Canada Reads

So, Canada Reads starts today (and goes until Thursday), and since we at DailyXY strive to be both gentlemen and scholars, we decided to read all five books and tell you what we thought. Actually, Robson was the only one who did that, but he won’t shut up about it, so here are his reviews once more. Also, you can tune into Canada Reads at 10AM ET on CBC Radio, on CBC TV at 4PM local, or online, like someone under thirty-five.

The Orenda, Joseph Boyden

“Joseph Boyden’s The Orenda restores people to their place. In what is now Ontario and Quebec during the Beaver Wars of early seventeenth century, The Orenda is narrated by a Huron war leader named Bird, his adopted Iroquois daughter Snow Falls, and a French missionary named Christophe. However, the story amends and clarifies some of our understanding of the history that led to Canada, and my preceding sentence needs to be similarly amended and clarified.”

Annabel, Kathleen Winter

“Obviously, tensions between masculinity and femininity play a major role in Annabel—Wayne doesn’t know his own secret for much of his life, but he does know that he isn’t quite like other boys, so much so that he’s happy to be called Annabel by Thomasina, after her deceased daughter. Wayne’s impulse towards things unsuitable to Labrador men—synchronized swimming, drapery, and Florentine bridges—causes Treadway no end of anxiety, and her household’s unhappiness causes Jacinta’s carefully maintained order to slowly fray.”

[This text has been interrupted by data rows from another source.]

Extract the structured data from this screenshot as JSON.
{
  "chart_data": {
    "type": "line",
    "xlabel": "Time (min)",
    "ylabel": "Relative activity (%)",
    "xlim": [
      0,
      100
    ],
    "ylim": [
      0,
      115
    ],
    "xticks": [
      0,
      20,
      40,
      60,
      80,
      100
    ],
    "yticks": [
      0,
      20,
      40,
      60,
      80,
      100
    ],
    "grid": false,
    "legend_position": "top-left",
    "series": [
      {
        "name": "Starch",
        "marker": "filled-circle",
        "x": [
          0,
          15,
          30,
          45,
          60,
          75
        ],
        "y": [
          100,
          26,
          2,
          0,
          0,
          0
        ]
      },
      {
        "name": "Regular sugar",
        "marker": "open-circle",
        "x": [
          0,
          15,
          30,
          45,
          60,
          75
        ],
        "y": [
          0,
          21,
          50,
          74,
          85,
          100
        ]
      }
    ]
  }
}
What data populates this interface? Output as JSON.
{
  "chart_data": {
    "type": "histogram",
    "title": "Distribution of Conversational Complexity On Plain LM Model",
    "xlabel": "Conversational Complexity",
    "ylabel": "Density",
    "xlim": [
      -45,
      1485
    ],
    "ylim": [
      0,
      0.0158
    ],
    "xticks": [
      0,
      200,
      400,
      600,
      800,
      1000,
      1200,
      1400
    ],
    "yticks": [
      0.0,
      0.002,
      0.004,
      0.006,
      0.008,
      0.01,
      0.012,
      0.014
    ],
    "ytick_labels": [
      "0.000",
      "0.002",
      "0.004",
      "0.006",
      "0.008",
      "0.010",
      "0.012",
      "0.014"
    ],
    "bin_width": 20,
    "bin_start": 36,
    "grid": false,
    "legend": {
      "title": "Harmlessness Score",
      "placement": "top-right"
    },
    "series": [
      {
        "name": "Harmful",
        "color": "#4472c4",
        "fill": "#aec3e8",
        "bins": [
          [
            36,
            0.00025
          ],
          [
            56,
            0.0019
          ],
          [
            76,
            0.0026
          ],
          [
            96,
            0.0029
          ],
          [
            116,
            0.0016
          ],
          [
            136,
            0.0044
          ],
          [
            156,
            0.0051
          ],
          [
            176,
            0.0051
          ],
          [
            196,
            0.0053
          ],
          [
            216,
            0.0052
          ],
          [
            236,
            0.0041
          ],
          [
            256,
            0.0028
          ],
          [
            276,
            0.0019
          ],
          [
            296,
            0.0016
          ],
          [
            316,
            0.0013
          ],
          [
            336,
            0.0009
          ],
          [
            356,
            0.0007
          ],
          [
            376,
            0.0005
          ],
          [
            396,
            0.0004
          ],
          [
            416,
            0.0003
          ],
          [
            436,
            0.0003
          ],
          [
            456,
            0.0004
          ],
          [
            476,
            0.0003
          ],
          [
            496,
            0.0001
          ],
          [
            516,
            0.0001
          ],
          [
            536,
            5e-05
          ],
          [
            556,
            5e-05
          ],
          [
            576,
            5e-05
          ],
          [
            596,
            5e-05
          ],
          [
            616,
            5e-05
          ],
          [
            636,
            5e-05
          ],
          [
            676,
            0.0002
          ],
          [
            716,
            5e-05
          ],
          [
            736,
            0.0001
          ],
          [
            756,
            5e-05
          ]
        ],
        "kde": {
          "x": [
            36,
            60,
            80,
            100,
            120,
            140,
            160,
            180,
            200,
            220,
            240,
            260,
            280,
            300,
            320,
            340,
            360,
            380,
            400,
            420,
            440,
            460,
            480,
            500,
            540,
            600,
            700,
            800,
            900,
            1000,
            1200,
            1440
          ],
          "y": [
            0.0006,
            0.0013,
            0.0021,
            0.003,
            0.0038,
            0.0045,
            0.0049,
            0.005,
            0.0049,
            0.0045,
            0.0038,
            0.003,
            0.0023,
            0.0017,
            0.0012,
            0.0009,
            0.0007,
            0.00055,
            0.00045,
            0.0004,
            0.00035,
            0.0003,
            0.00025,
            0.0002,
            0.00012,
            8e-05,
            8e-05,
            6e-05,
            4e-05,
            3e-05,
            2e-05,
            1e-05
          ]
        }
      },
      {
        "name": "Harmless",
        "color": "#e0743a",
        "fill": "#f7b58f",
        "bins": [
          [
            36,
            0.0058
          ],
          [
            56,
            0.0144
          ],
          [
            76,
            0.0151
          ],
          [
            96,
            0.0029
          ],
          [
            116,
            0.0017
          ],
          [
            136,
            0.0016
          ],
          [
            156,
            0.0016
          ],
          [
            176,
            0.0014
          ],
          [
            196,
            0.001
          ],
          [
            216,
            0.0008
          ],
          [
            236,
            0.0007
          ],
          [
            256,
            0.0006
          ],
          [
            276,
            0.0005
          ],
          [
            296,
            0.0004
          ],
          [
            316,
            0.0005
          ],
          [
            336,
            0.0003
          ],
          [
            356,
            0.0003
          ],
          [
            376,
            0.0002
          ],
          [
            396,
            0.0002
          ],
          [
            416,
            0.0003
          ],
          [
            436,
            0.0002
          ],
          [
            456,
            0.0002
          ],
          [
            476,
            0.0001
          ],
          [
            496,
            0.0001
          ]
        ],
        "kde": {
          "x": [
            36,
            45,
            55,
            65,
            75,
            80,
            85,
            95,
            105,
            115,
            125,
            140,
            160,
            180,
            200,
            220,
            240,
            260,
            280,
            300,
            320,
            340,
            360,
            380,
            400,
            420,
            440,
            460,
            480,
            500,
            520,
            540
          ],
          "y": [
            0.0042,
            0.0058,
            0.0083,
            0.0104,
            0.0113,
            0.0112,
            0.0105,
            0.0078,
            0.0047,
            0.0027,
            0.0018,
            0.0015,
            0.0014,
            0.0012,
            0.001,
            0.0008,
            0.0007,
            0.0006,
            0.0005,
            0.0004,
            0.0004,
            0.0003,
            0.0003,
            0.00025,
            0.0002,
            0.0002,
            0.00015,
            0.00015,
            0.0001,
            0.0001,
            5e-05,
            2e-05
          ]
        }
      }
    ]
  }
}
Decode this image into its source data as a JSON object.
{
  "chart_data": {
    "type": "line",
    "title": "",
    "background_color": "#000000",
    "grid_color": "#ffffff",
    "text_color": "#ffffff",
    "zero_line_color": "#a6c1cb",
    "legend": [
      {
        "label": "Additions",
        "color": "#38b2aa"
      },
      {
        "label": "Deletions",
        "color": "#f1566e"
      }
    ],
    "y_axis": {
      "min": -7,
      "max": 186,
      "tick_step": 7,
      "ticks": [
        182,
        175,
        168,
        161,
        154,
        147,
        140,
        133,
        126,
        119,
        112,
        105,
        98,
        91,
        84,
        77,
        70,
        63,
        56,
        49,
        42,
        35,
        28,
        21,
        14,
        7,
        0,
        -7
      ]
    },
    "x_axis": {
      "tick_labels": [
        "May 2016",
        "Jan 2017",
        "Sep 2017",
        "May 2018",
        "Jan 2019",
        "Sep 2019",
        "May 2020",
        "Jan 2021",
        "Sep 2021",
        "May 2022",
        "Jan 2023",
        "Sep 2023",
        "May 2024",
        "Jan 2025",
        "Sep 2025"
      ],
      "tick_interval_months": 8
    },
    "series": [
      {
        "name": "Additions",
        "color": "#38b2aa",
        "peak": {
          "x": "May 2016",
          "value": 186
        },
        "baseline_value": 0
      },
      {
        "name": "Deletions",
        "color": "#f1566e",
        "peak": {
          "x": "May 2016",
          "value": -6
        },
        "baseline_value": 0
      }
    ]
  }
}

Half-Blood Blues, Esti Edugyan

“Essential and immediate is exactly what Half-Blood Blues feels like. It’s the sort of book you pick up and accidentally read all in one sitting, a low-frequency hum of tension driving you all the way. In fact, it reads a bit like Down and Out in Paris and London; just replace London with Berlin, move it forward to 1939-40, and replace George Orwell and friends with a posse of black jazz musicians hoping to cut a record in trying circumstances. Part of the book’s magic is that Edugyan takes us in the direction of well-trod territory, but veers off to someplace new. It doesn’t matter how many novels and films you’ve seen about the Nazi rise or the occupation of Paris—Half-Blood Blues makes it fresh.”

Cockroach, Rawi Hage

“And Cockroach very easily could have been a melancholy book. The titular cockroach is a Middle Eastern man stuck in a shrink’s office by court order after a botched suicide attempt. He isn’t sad; he’s duplicitous, goatish, and an unapologetic (and talented) thief with a tragic past, but he isn’t sad. He also isn’t introspective, nor is he coming to terms with things, despite the efforts of his shrink. He is, in fact, a shithead—but a loveable one.”

The Year of the Flood, Margaret Atwood

“The Year of the Flood follows mankind’s slouch towards the end through two reluctant members of a green spiritualist resistance (Oryx and Crake gives you the corporate, engineered inside story). In doing so, both books join the short list of apocalyptic literature worth reading, largely because the characters we’re following (Toby, a tough but pensive survivor of a woman holed up in a spa, and Ren, a wounded exotic dancer) are complex but ordinary. They have a special vantage point when it comes to watching events unfold, but they aren’t great heroes, idealists, or iconoclasts. They’re surviving, before and after the flood, perhaps not unlike most of us.”